When researchers looked at the genome of a Neanderthal from Siberia, they saw DNA that did not belong.
“No matter how we tried to fix it, it didn’t go away,” says Ilan Gronau, a computational biologist at Israel’s Herzliya Interdisciplinary Center. He was part of a team applying new methods of data analysis on previously studied genomes, and initially thought the unexpected DNA was a glitch. “[Then I thought] maybe this is real and maybe it tells an interesting story that just hasn’t been told until now,” he says.
That story was an undetected affair in human evolution.

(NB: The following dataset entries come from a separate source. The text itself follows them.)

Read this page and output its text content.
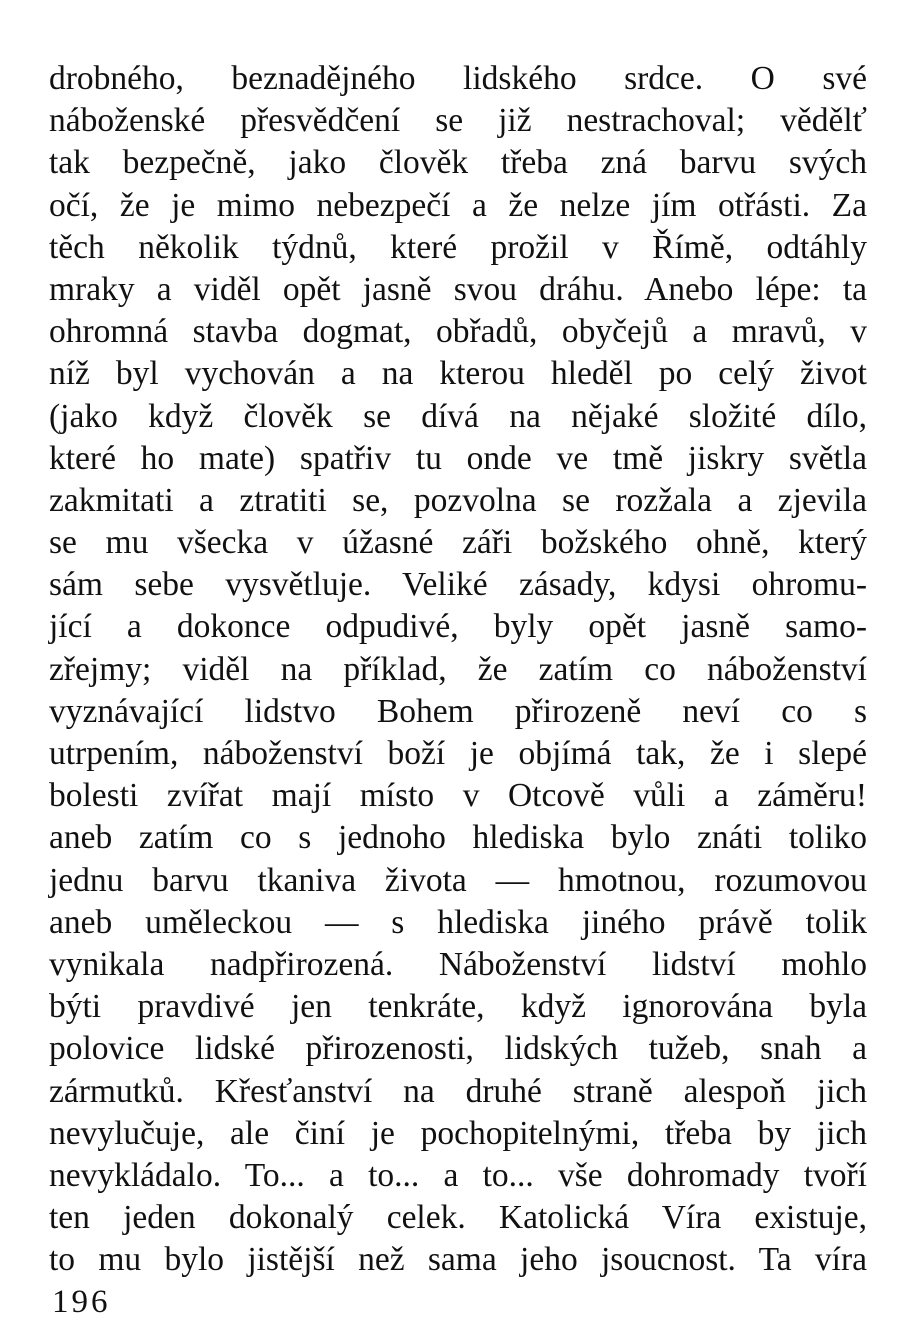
drobného, beznadějného lidského srdce. O své
náboženské přesvědčení se již nestrachoval; vědělť
tak bezpečně, jako člověk třeba zná barvu svých
očí, že je mimo nebezpečí a že nelze jím otřásti. Za
těch několik týdnů, které prožil v Římě, odtáhly
mraky a viděl opět jasně svou dráhu. Anebo lépe: ta
ohromná stavba dogmat, obřadů, obyčejů a mravů, v
níž byl vychován a na kterou hleděl po celý život
(jako když člověk se dívá na nějaké složité dílo,
které ho mate) spatřiv tu onde ve tmě jiskry světla
zakmitati a ztratiti se, pozvolna se rozžala a zjevila
se mu všecka v úžasné záři božského ohně, který
sám sebe vysvětluje. Veliké zásady, kdysi ohromu-
jící a dokonce odpudivé, byly opět jasně samo-
zřejmy; viděl na příklad, že zatím co náboženství
vyznávající lidstvo Bohem přirozeně neví co s
utrpením, náboženství boží je objímá tak, že i slepé
bolesti zvířat mají místo v Otcově vůli a záměru!
aneb zatím co s jednoho hlediska bylo znáti toliko
jednu barvu tkaniva života — hmotnou, rozumovou
aneb uměleckou — s hlediska jiného právě tolik
vynikala nadpřirozená. Náboženství lidství mohlo
býti pravdivé jen tenkráte, když ignorována byla
polovice lidské přirozenosti, lidských tužeb, snah a
zármutků. Křesťanství na druhé straně alespoň jich
nevylučuje, ale činí je pochopitelnými, třeba by jich
nevykládalo. To... a to... a to... vše dohromady tvoří
ten jeden dokonalý celek. Katolická Víra existuje,
to mu bylo jistější než sama jeho jsoucnost. Ta víra
196
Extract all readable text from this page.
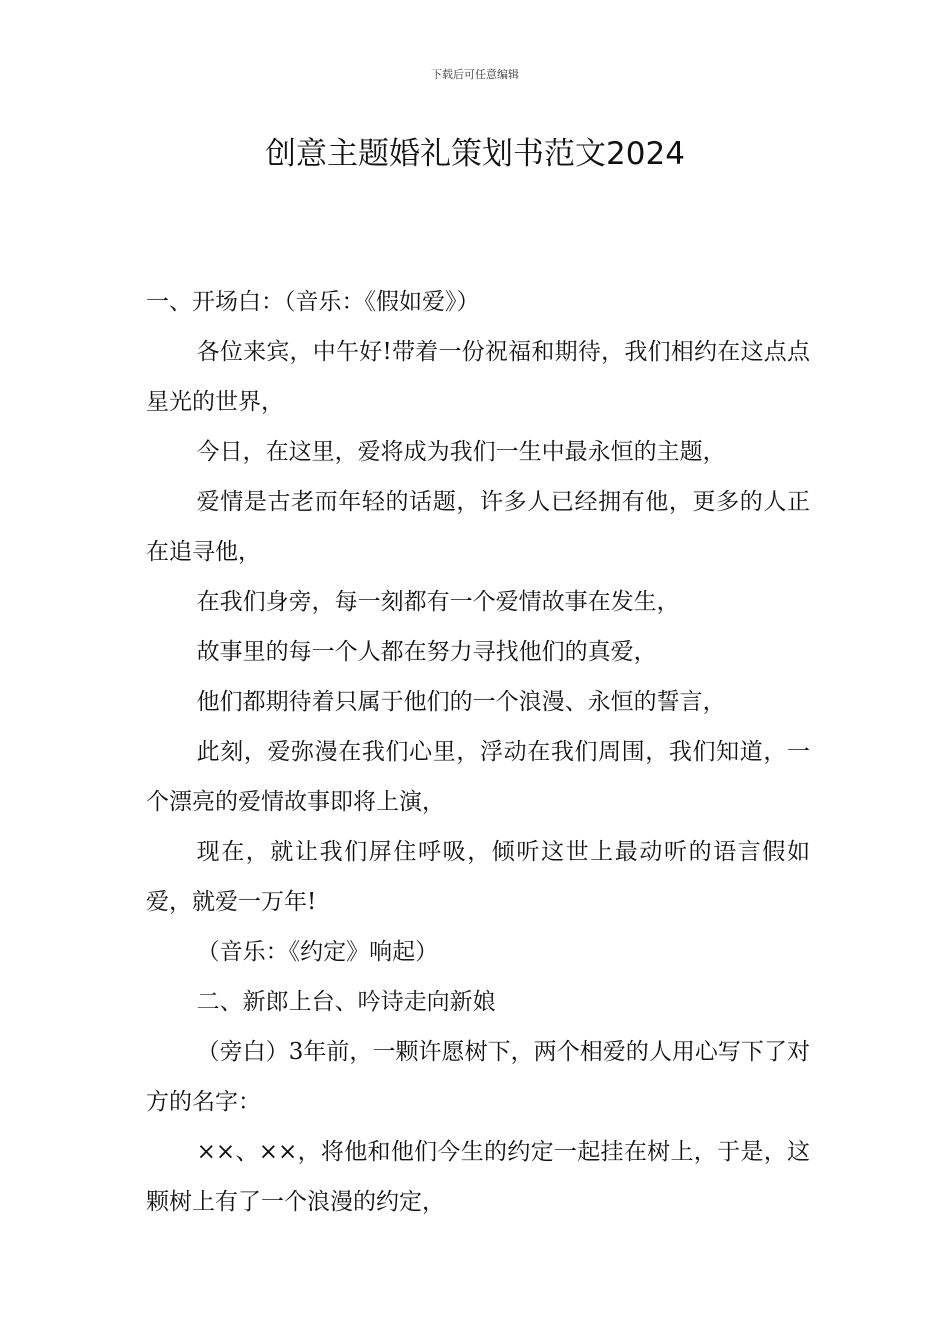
下载后可任意编辑
创意主题婚礼策划书范文2024

一、开场白：（音乐：《假如爱》）

各位来宾，中午好!带着一份祝福和期待，我们相约在这点点星光的世界，

今日，在这里，爱将成为我们一生中最永恒的主题，

爱情是古老而年轻的话题，许多人已经拥有他，更多的人正在追寻他，

在我们身旁，每一刻都有一个爱情故事在发生，

故事里的每一个人都在努力寻找他们的真爱，

他们都期待着只属于他们的一个浪漫、永恒的誓言，

此刻，爱弥漫在我们心里，浮动在我们周围，我们知道，一个漂亮的爱情故事即将上演，

现在，就让我们屏住呼吸，倾听这世上最动听的语言假如爱，就爱一万年!

（音乐：《约定》响起）

二、新郎上台、吟诗走向新娘

（旁白）3年前，一颗许愿树下，两个相爱的人用心写下了对方的名字：

××、××，将他和他们今生的约定一起挂在树上，于是，这颗树上有了一个浪漫的约定，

We already knew that, after leaving Africa roughly 65,000 years ago, modern humans interbred with Neanderthals — it’s why most present-day humans have about 2 percent Neanderthal DNA. What Gronau and colleagues discovered, and published in Nature in February, is that Neanderthals also mated with our species some 50,000 years earlier.
They identified DNA in the Siberian Neanderthal that was inherited from a group of modern humans, now extinct, who apparently left Africa more than 100,000 years ago. Such a group previously had only been hypothesized based on ambiguous fossils and artifacts, mostly from the Middle East. Coincidentally, that’s the farthest south that Neanderthals appear to have traveled; researchers believe they evolved in Europe and never reached Africa.
The genius of these new computational methods is their ability to detect unknown episodes of mating and infer a complete demographic history. Says Gronau: “Evolutionary history is riddled with curious things that people are not even thinking of yet.”